December 10th, 2005
Fast Fact: Three-Minute MP3 Would Consume 40,000 Punch Cards
I want to see the king nerd who figured this one out. But basically, if you stored a standard 3-minute MP3 file on old-fashioned 60s-era PUNCH CARDS, you’d need 40,960 cards, which would file 21 boxes stacked 5 feet, 9-inches high.

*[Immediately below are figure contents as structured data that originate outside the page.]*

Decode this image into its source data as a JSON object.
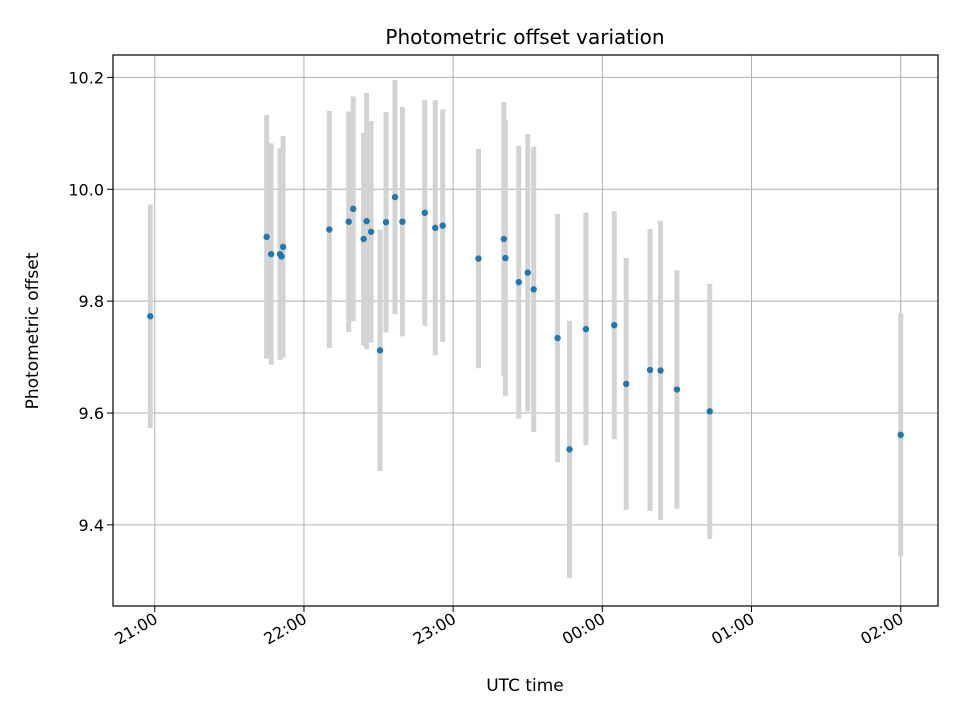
{
  "chart_data": {
    "type": "scatter",
    "title": "Photometric offset variation",
    "xlabel": "UTC time",
    "ylabel": "Photometric offset",
    "x_axis": {
      "unit": "hours since 21:00 UTC",
      "range": [
        -0.28,
        5.25
      ],
      "ticks": [
        {
          "value": 0,
          "label": "21:00"
        },
        {
          "value": 1,
          "label": "22:00"
        },
        {
          "value": 2,
          "label": "23:00"
        },
        {
          "value": 3,
          "label": "00:00"
        },
        {
          "value": 4,
          "label": "01:00"
        },
        {
          "value": 5,
          "label": "02:00"
        }
      ]
    },
    "y_axis": {
      "range": [
        9.255,
        10.24
      ],
      "ticks": [
        {
          "value": 9.4,
          "label": "9.4"
        },
        {
          "value": 9.6,
          "label": "9.6"
        },
        {
          "value": 9.8,
          "label": "9.8"
        },
        {
          "value": 10.0,
          "label": "10.0"
        },
        {
          "value": 10.2,
          "label": "10.2"
        }
      ]
    },
    "grid": true,
    "colors": {
      "point": "#1f77b4",
      "errorbar": "#d3d3d3",
      "grid": "#b0b0b0"
    },
    "points": [
      {
        "x": -0.03,
        "y": 9.773,
        "err": 0.2
      },
      {
        "x": 0.75,
        "y": 9.915,
        "err": 0.218
      },
      {
        "x": 0.78,
        "y": 9.884,
        "err": 0.198
      },
      {
        "x": 0.84,
        "y": 9.884,
        "err": 0.189
      },
      {
        "x": 0.85,
        "y": 9.88,
        "err": 0.18
      },
      {
        "x": 0.86,
        "y": 9.897,
        "err": 0.198
      },
      {
        "x": 1.17,
        "y": 9.928,
        "err": 0.212
      },
      {
        "x": 1.3,
        "y": 9.942,
        "err": 0.197
      },
      {
        "x": 1.33,
        "y": 9.965,
        "err": 0.201
      },
      {
        "x": 1.4,
        "y": 9.911,
        "err": 0.19
      },
      {
        "x": 1.42,
        "y": 9.943,
        "err": 0.229
      },
      {
        "x": 1.45,
        "y": 9.924,
        "err": 0.198
      },
      {
        "x": 1.51,
        "y": 9.712,
        "err": 0.216
      },
      {
        "x": 1.55,
        "y": 9.941,
        "err": 0.197
      },
      {
        "x": 1.61,
        "y": 9.986,
        "err": 0.209
      },
      {
        "x": 1.66,
        "y": 9.942,
        "err": 0.205
      },
      {
        "x": 1.81,
        "y": 9.958,
        "err": 0.202
      },
      {
        "x": 1.88,
        "y": 9.931,
        "err": 0.228
      },
      {
        "x": 1.93,
        "y": 9.935,
        "err": 0.208
      },
      {
        "x": 2.17,
        "y": 9.876,
        "err": 0.196
      },
      {
        "x": 2.34,
        "y": 9.911,
        "err": 0.245
      },
      {
        "x": 2.35,
        "y": 9.877,
        "err": 0.247
      },
      {
        "x": 2.44,
        "y": 9.834,
        "err": 0.244
      },
      {
        "x": 2.5,
        "y": 9.851,
        "err": 0.248
      },
      {
        "x": 2.54,
        "y": 9.821,
        "err": 0.255
      },
      {
        "x": 2.7,
        "y": 9.734,
        "err": 0.222
      },
      {
        "x": 2.78,
        "y": 9.535,
        "err": 0.23
      },
      {
        "x": 2.89,
        "y": 9.75,
        "err": 0.208
      },
      {
        "x": 3.08,
        "y": 9.757,
        "err": 0.204
      },
      {
        "x": 3.16,
        "y": 9.652,
        "err": 0.225
      },
      {
        "x": 3.32,
        "y": 9.677,
        "err": 0.252
      },
      {
        "x": 3.39,
        "y": 9.676,
        "err": 0.267
      },
      {
        "x": 3.5,
        "y": 9.642,
        "err": 0.213
      },
      {
        "x": 3.72,
        "y": 9.603,
        "err": 0.228
      },
      {
        "x": 5.0,
        "y": 9.561,
        "err": 0.217
      }
    ]
  }
}
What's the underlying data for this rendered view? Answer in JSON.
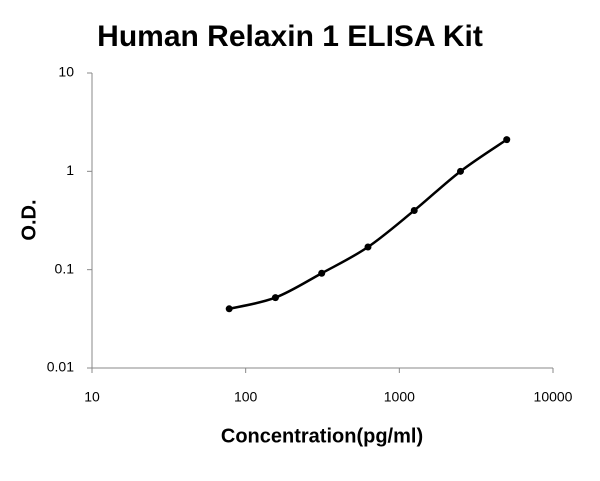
{
  "chart_data": {
    "type": "scatter",
    "title": "Human Relaxin 1 ELISA Kit",
    "x_label": "Concentration(pg/ml)",
    "y_label": "O.D.",
    "series": [
      {
        "name": "O.D.",
        "color": "#000000",
        "x": [
          78.125,
          156.25,
          312.5,
          625,
          1250,
          2500,
          5000
        ],
        "values": [
          0.04,
          0.052,
          0.092,
          0.17,
          0.4,
          1.0,
          2.1
        ]
      }
    ],
    "xlim": [
      10,
      10000
    ],
    "xticks": [
      10,
      100,
      1000,
      10000
    ],
    "ylim": [
      0.01,
      10
    ],
    "yticks": [
      0.01,
      0.1,
      1,
      10
    ],
    "xscale": "log",
    "yscale": "log",
    "grid": false,
    "smooth_line": true
  }
}
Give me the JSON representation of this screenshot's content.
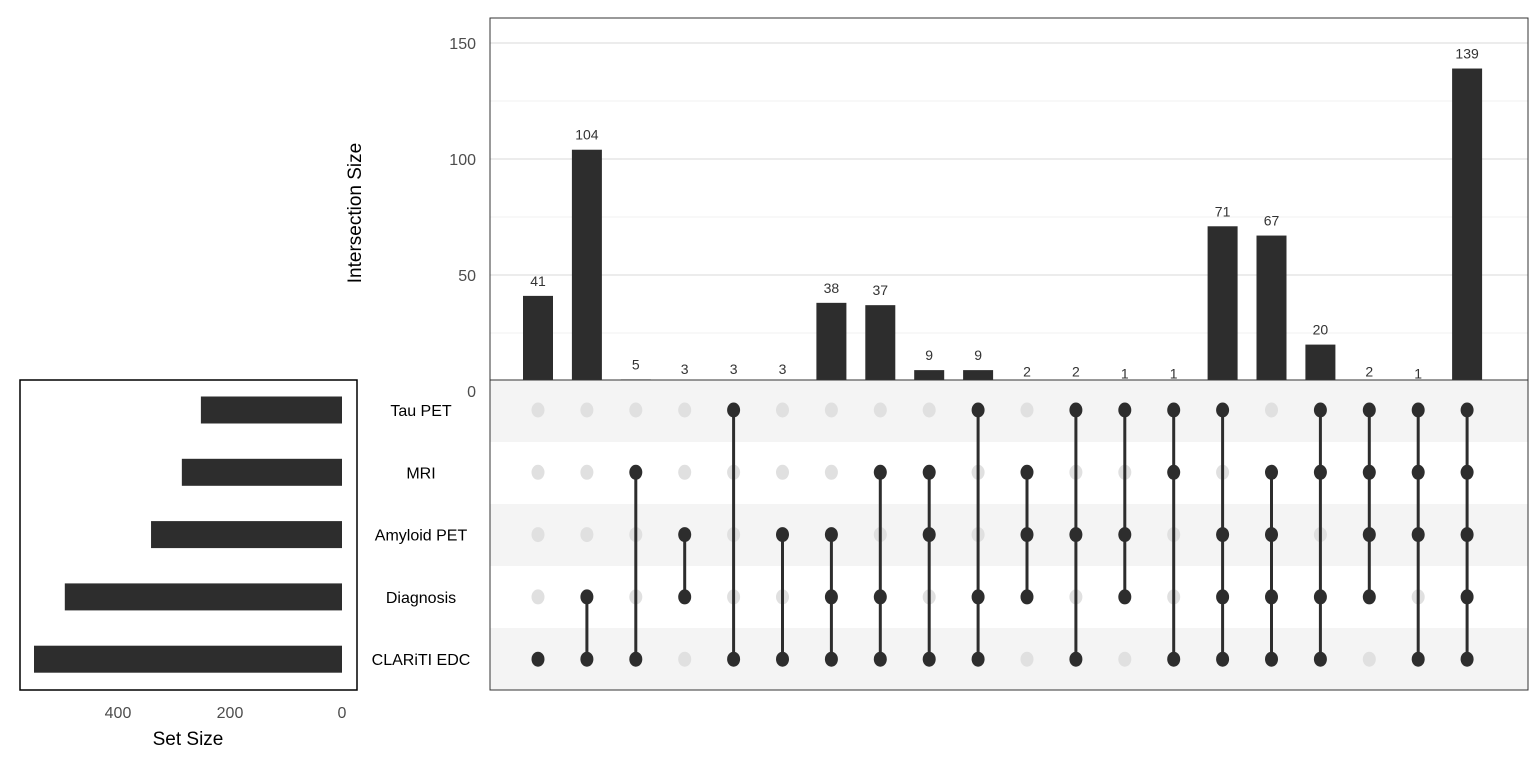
{
  "chart_data": {
    "type": "upset",
    "intersections": {
      "ylabel": "Intersection Size",
      "ylim": [
        0,
        160
      ],
      "yticks": [
        0,
        50,
        100,
        150
      ],
      "grid": true,
      "values": [
        41,
        104,
        5,
        3,
        3,
        3,
        38,
        37,
        9,
        9,
        2,
        2,
        1,
        1,
        71,
        67,
        20,
        2,
        1,
        139
      ],
      "labels": [
        "41",
        "104",
        "5",
        "3",
        "3",
        "3",
        "38",
        "37",
        "9",
        "9",
        "2",
        "2",
        "1",
        "1",
        "71",
        "67",
        "20",
        "2",
        "1",
        "139"
      ]
    },
    "sets": {
      "names": [
        "Tau PET",
        "MRI",
        "Amyloid PET",
        "Diagnosis",
        "CLARiTI EDC"
      ],
      "sizes": [
        252,
        286,
        341,
        495,
        550
      ],
      "xlabel": "Set Size",
      "xticks": [
        400,
        200,
        0
      ],
      "xlim": [
        0,
        600
      ]
    },
    "membership": [
      [
        "CLARiTI EDC"
      ],
      [
        "Diagnosis",
        "CLARiTI EDC"
      ],
      [
        "MRI",
        "CLARiTI EDC"
      ],
      [
        "Amyloid PET",
        "Diagnosis"
      ],
      [
        "Tau PET",
        "CLARiTI EDC"
      ],
      [
        "Amyloid PET",
        "CLARiTI EDC"
      ],
      [
        "Amyloid PET",
        "Diagnosis",
        "CLARiTI EDC"
      ],
      [
        "MRI",
        "Diagnosis",
        "CLARiTI EDC"
      ],
      [
        "MRI",
        "Amyloid PET",
        "CLARiTI EDC"
      ],
      [
        "Tau PET",
        "Diagnosis",
        "CLARiTI EDC"
      ],
      [
        "MRI",
        "Amyloid PET",
        "Diagnosis"
      ],
      [
        "Tau PET",
        "Amyloid PET",
        "CLARiTI EDC"
      ],
      [
        "Tau PET",
        "Amyloid PET",
        "Diagnosis"
      ],
      [
        "Tau PET",
        "MRI",
        "CLARiTI EDC"
      ],
      [
        "Tau PET",
        "Amyloid PET",
        "Diagnosis",
        "CLARiTI EDC"
      ],
      [
        "MRI",
        "Amyloid PET",
        "Diagnosis",
        "CLARiTI EDC"
      ],
      [
        "Tau PET",
        "MRI",
        "Diagnosis",
        "CLARiTI EDC"
      ],
      [
        "Tau PET",
        "MRI",
        "Amyloid PET",
        "Diagnosis"
      ],
      [
        "Tau PET",
        "MRI",
        "Amyloid PET",
        "CLARiTI EDC"
      ],
      [
        "Tau PET",
        "MRI",
        "Amyloid PET",
        "Diagnosis",
        "CLARiTI EDC"
      ]
    ],
    "colors": {
      "bar": "#2d2d2d",
      "dot_off": "#e0e0e0",
      "stripe": "#f4f4f4",
      "grid": "#e6e6e6"
    }
  }
}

“Assuming a non-Hollerith encoding with eight bits per column, and an MP3 file encoded at 128kbps CBR, there would be 36,864 cards in that deck, and the card reader would need a throughput of 205 cards per second. It might be wise to include an 8-column sequence number, however, so that a misordered deck can be repaired by a card sorter; with 72 data columns per card, the total is precisely 40,960 cards (40K cards), requiring a 228 card/second throughput.” The 21 boxes of cards needed would by 5 feet 9 inches tall. That such a huge leap in technology is well within living memory astonishes.” Source: Boing Boing via The Raw Feed













Rob says:
Makes me want to do a comparison between the data densitiy of a punch card and the data density of a HDD…
August 1st, 2005 at 8:42 pm
Don Smith says:
Why would anyone makeing such a comparison use only 8 of the 12 bits in each of the 80 columns on an IBM punched card. It is still a tremendous increase in capacity in less than 50 years, but you are discount the old card by 25%. Thanks Don
August 1st, 2005 at 10:06 pm
Bob says:
Things have really changed in 40 years. You can now run your computer without punch cards, but NASA can’t put a man on the moon.